Das tun sie bei der Europawahl. Bei der Bundestagswahl ist das nicht so, weil man ja dort fünf Prozent der Stimmen haben muss, um im Parlament vertreten zu sein. Das hält viele Menschen davon ab, trotz Unmut über große Parteien eine der vielen sonstigen Parteien zu wählen. Es gibt darunter keine, die die Chance hat, bei der Bundestagswahl auch nur in die Nähe der fünf Prozent zu kommen.

Hat sich der Anteil der Unentschlossenen kurz vor der Wahl noch mal verändert?

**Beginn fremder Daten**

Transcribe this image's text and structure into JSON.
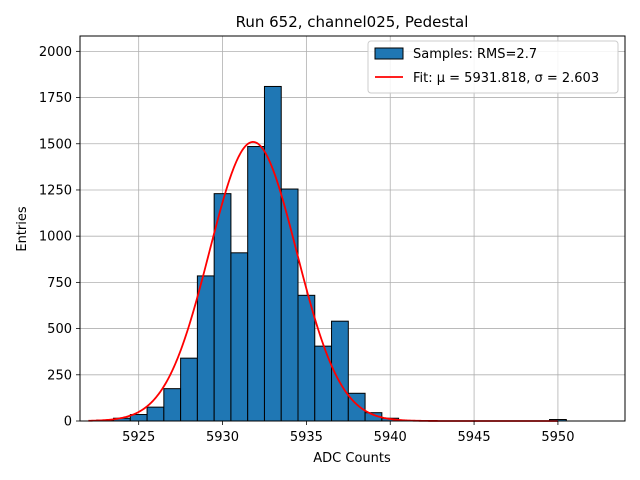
{
  "chart_data": {
    "type": "bar",
    "title": "Run 652, channel025, Pedestal",
    "xlabel": "ADC Counts",
    "ylabel": "Entries",
    "xlim": [
      5921.5,
      5954
    ],
    "ylim": [
      0,
      2083
    ],
    "x_ticks": [
      5925,
      5930,
      5935,
      5940,
      5945,
      5950
    ],
    "y_ticks": [
      0,
      250,
      500,
      750,
      1000,
      1250,
      1500,
      1750,
      2000
    ],
    "grid": true,
    "legend_position": "top-right",
    "bin_width": 1,
    "series": [
      {
        "name": "Samples: RMS=2.7",
        "kind": "histogram",
        "bin_centers": [
          5923,
          5924,
          5925,
          5926,
          5927,
          5928,
          5929,
          5930,
          5931,
          5932,
          5933,
          5934,
          5935,
          5936,
          5937,
          5938,
          5939,
          5940,
          5950
        ],
        "counts": [
          5,
          15,
          35,
          75,
          175,
          340,
          785,
          1230,
          910,
          1485,
          1810,
          1255,
          680,
          405,
          540,
          150,
          45,
          15,
          8
        ],
        "color": "#1f77b4"
      },
      {
        "name": "Fit: μ = 5931.818, σ = 2.603",
        "kind": "gaussian",
        "amplitude": 1510,
        "mu": 5931.818,
        "sigma": 2.603,
        "x_range": [
          5922,
          5950
        ],
        "color": "#ff0000"
      }
    ]
  }
}
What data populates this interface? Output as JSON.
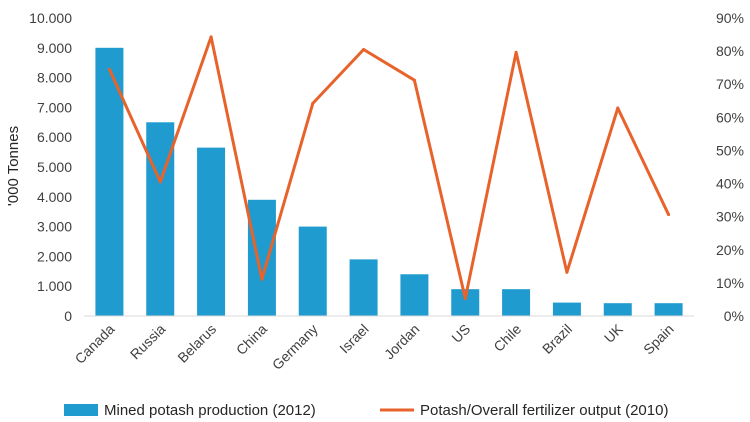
{
  "chart_data": {
    "type": "bar+line",
    "categories": [
      "Canada",
      "Russia",
      "Belarus",
      "China",
      "Germany",
      "Israel",
      "Jordan",
      "US",
      "Chile",
      "Brazil",
      "UK",
      "Spain"
    ],
    "series": [
      {
        "name": "Mined potash production (2012)",
        "type": "bar",
        "axis": "left",
        "color": "#1F9BCF",
        "values": [
          9000,
          6500,
          5650,
          3900,
          3000,
          1900,
          1400,
          900,
          900,
          450,
          430,
          430
        ]
      },
      {
        "name": "Potash/Overall fertilizer output (2010)",
        "type": "line",
        "axis": "right",
        "color": "#E8632B",
        "values": [
          74.5,
          40.5,
          84.3,
          11.1,
          64.2,
          80.5,
          71.2,
          5.3,
          79.6,
          13.2,
          62.8,
          30.6
        ]
      }
    ],
    "ylabel": "'000 Tonnes",
    "ylim": [
      0,
      10000
    ],
    "y_ticks": [
      "0",
      "1.000",
      "2.000",
      "3.000",
      "4.000",
      "5.000",
      "6.000",
      "7.000",
      "8.000",
      "9.000",
      "10.000"
    ],
    "y2lim": [
      0,
      90
    ],
    "y2_ticks": [
      "0%",
      "10%",
      "20%",
      "30%",
      "40%",
      "50%",
      "60%",
      "70%",
      "80%",
      "90%"
    ],
    "grid": false,
    "legend_position": "bottom"
  }
}
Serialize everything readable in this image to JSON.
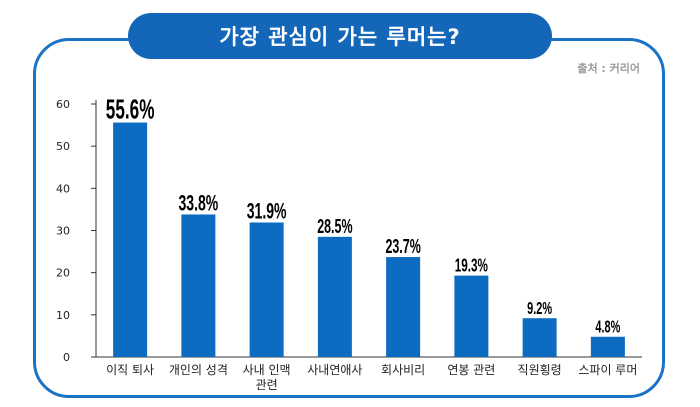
{
  "title": "가장 관심이 가는 루머는?",
  "source": "출처 : 커리어",
  "colors": {
    "bar": "#0b6cc2",
    "frame": "#1a73c4",
    "title_bg": "#1467b8"
  },
  "chart_data": {
    "type": "bar",
    "title": "가장 관심이 가는 루머는?",
    "categories": [
      [
        "이직 퇴사"
      ],
      [
        "개인의 성격"
      ],
      [
        "사내 인맥",
        "관련"
      ],
      [
        "사내연애사"
      ],
      [
        "회사비리"
      ],
      [
        "연봉 관련"
      ],
      [
        "직원횡령"
      ],
      [
        "스파이 루머"
      ]
    ],
    "values": [
      55.6,
      33.8,
      31.9,
      28.5,
      23.7,
      19.3,
      9.2,
      4.8
    ],
    "value_labels": [
      "55.6%",
      "33.8%",
      "31.9%",
      "28.5%",
      "23.7%",
      "19.3%",
      "9.2%",
      "4.8%"
    ],
    "ylim": [
      0,
      60
    ],
    "yticks": [
      "0",
      "10",
      "20",
      "30",
      "40",
      "50",
      "60"
    ],
    "xlabel": "",
    "ylabel": "",
    "grid": false,
    "legend": "none"
  }
}
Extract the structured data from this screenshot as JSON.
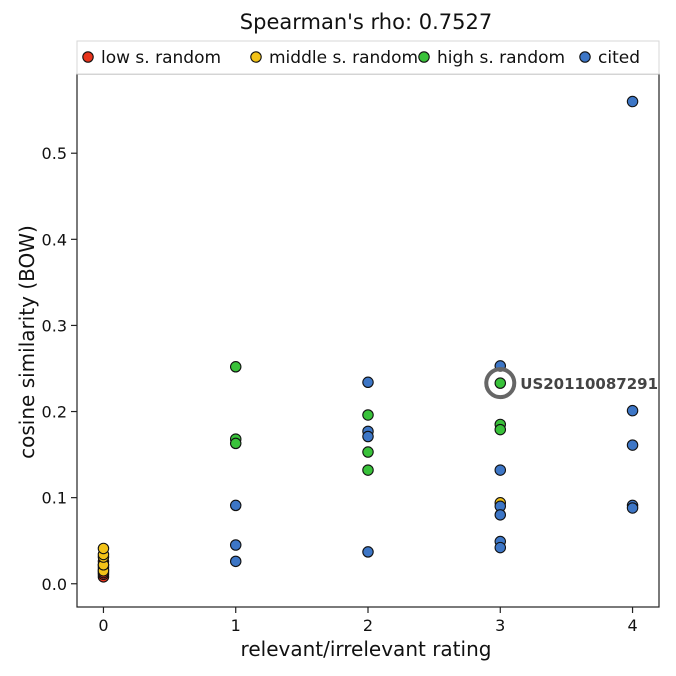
{
  "chart_data": {
    "type": "scatter",
    "title": "Spearman's rho: 0.7527",
    "xlabel": "relevant/irrelevant rating",
    "ylabel": "cosine similarity (BOW)",
    "xlim": [
      -0.2,
      4.2
    ],
    "ylim": [
      -0.027,
      0.592
    ],
    "xticks": [
      0,
      1,
      2,
      3,
      4
    ],
    "yticks": [
      0.0,
      0.1,
      0.2,
      0.3,
      0.4,
      0.5
    ],
    "ytick_labels": [
      "0.0",
      "0.1",
      "0.2",
      "0.3",
      "0.4",
      "0.5"
    ],
    "legend_position": "top",
    "series": [
      {
        "name": "low s. random",
        "color": "#e8341c",
        "points": [
          [
            0,
            0.008
          ],
          [
            0,
            0.011
          ],
          [
            0,
            0.013
          ],
          [
            0,
            0.016
          ],
          [
            0,
            0.019
          ],
          [
            0,
            0.022
          ],
          [
            0,
            0.026
          ]
        ]
      },
      {
        "name": "middle s. random",
        "color": "#f2c218",
        "points": [
          [
            0,
            0.015
          ],
          [
            0,
            0.022
          ],
          [
            0,
            0.031
          ],
          [
            0,
            0.034
          ],
          [
            0,
            0.041
          ],
          [
            3,
            0.094
          ]
        ]
      },
      {
        "name": "high s. random",
        "color": "#39c23a",
        "points": [
          [
            1,
            0.252
          ],
          [
            1,
            0.168
          ],
          [
            1,
            0.163
          ],
          [
            2,
            0.196
          ],
          [
            2,
            0.153
          ],
          [
            2,
            0.132
          ],
          [
            3,
            0.233
          ],
          [
            3,
            0.185
          ],
          [
            3,
            0.179
          ]
        ]
      },
      {
        "name": "cited",
        "color": "#3d76c6",
        "points": [
          [
            1,
            0.091
          ],
          [
            1,
            0.045
          ],
          [
            1,
            0.026
          ],
          [
            2,
            0.234
          ],
          [
            2,
            0.177
          ],
          [
            2,
            0.171
          ],
          [
            2,
            0.037
          ],
          [
            3,
            0.253
          ],
          [
            3,
            0.132
          ],
          [
            3,
            0.09
          ],
          [
            3,
            0.08
          ],
          [
            3,
            0.049
          ],
          [
            3,
            0.042
          ],
          [
            4,
            0.56
          ],
          [
            4,
            0.201
          ],
          [
            4,
            0.161
          ],
          [
            4,
            0.091
          ],
          [
            4,
            0.088
          ]
        ]
      }
    ],
    "annotations": [
      {
        "text": "US20110087291",
        "x": 3,
        "y": 0.233,
        "highlight": "circle"
      }
    ]
  }
}
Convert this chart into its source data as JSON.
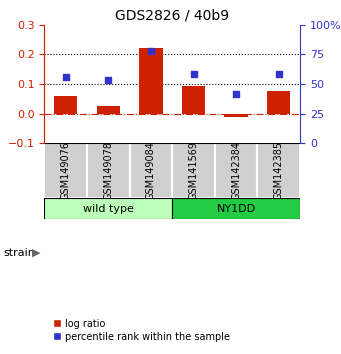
{
  "title": "GDS2826 / 40b9",
  "samples": [
    "GSM149076",
    "GSM149078",
    "GSM149084",
    "GSM141569",
    "GSM142384",
    "GSM142385"
  ],
  "log_ratio": [
    0.06,
    0.025,
    0.22,
    0.095,
    -0.01,
    0.075
  ],
  "percentile_rank_left": [
    0.125,
    0.115,
    0.21,
    0.135,
    0.068,
    0.135
  ],
  "ylim_left": [
    -0.1,
    0.3
  ],
  "ylim_right": [
    0,
    100
  ],
  "yticks_left": [
    -0.1,
    0.0,
    0.1,
    0.2,
    0.3
  ],
  "yticks_right": [
    0,
    25,
    50,
    75,
    100
  ],
  "hlines": [
    0.1,
    0.2
  ],
  "bar_color": "#cc2200",
  "dot_color": "#3333cc",
  "zero_line_color": "#cc2200",
  "groups": [
    {
      "label": "wild type",
      "start": 0,
      "end": 3,
      "color": "#bbffbb"
    },
    {
      "label": "NY1DD",
      "start": 3,
      "end": 6,
      "color": "#22cc44"
    }
  ],
  "strain_label": "strain",
  "legend_bar": "log ratio",
  "legend_dot": "percentile rank within the sample",
  "title_fontsize": 10,
  "tick_fontsize": 8,
  "label_fontsize": 7
}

Der Anteil derer, die sagen, ich wähle gar nicht, der ist in der Tat gesunken. Aber der Anteil derer, die sagen, die Entscheidung ist schwerer, ist bislang gleich geblieben. Das sind diejenigen, die auf jeden Fall zur Wahl gehen möchten und auch mit hoher Wahrscheinlichkeit hingehen. Ich rechne nicht damit, dass die Wahlbeteiligung deutlich niedriger wird als beim letzten Mal, sondern dass sie in etwa auf dem Niveau bleibt, wie es auch bei der Bundestagswahl 2021 der Fall war, als ein knappes Viertel der Wahlberechtigten nicht zur Wahl gegangen ist.

Kann die umstrittene Migrationsabstimmung der Union mit der AfD im Bundestag den einen oder anderen Unentschlossenen zu einer Entscheidung bewegen?

Es gibt eine Partei, die offenbar davon deutlich profitiert hat. Das ist die Linke, die jetzt in den Umfragen über fünf Prozent liegt und damit die Chance hat, auch ohne drei Direktmandate in den Bundestag zu kommen. Die Linke hat auch profitiert durch den Auftritt von Frau Reichinnek bei der Debatte im Bundestag. Stabilisiert ist nun auch die AfD, weil die Migration ein originäres AfD-Thema ist. Nicht genutzt hat der Vorgang der Union. Merz hatte sich wohl erhofft, dass man dadurch ein paar Punkte gewinnt und Wähler von der AfD zurückholen kann. Die Hoffnung hat sich nicht erfüllt, denn die Union lag ja in den Umfragen nach dem Bruch der Ampel bei 33 bis 34 Prozent und oszilliert jetzt um die 30 Prozent, zum Teil sogar darunter. Der Union hat ihr Vorstoß in der Form, wie es Merz gemacht hat, gar nichts genutzt.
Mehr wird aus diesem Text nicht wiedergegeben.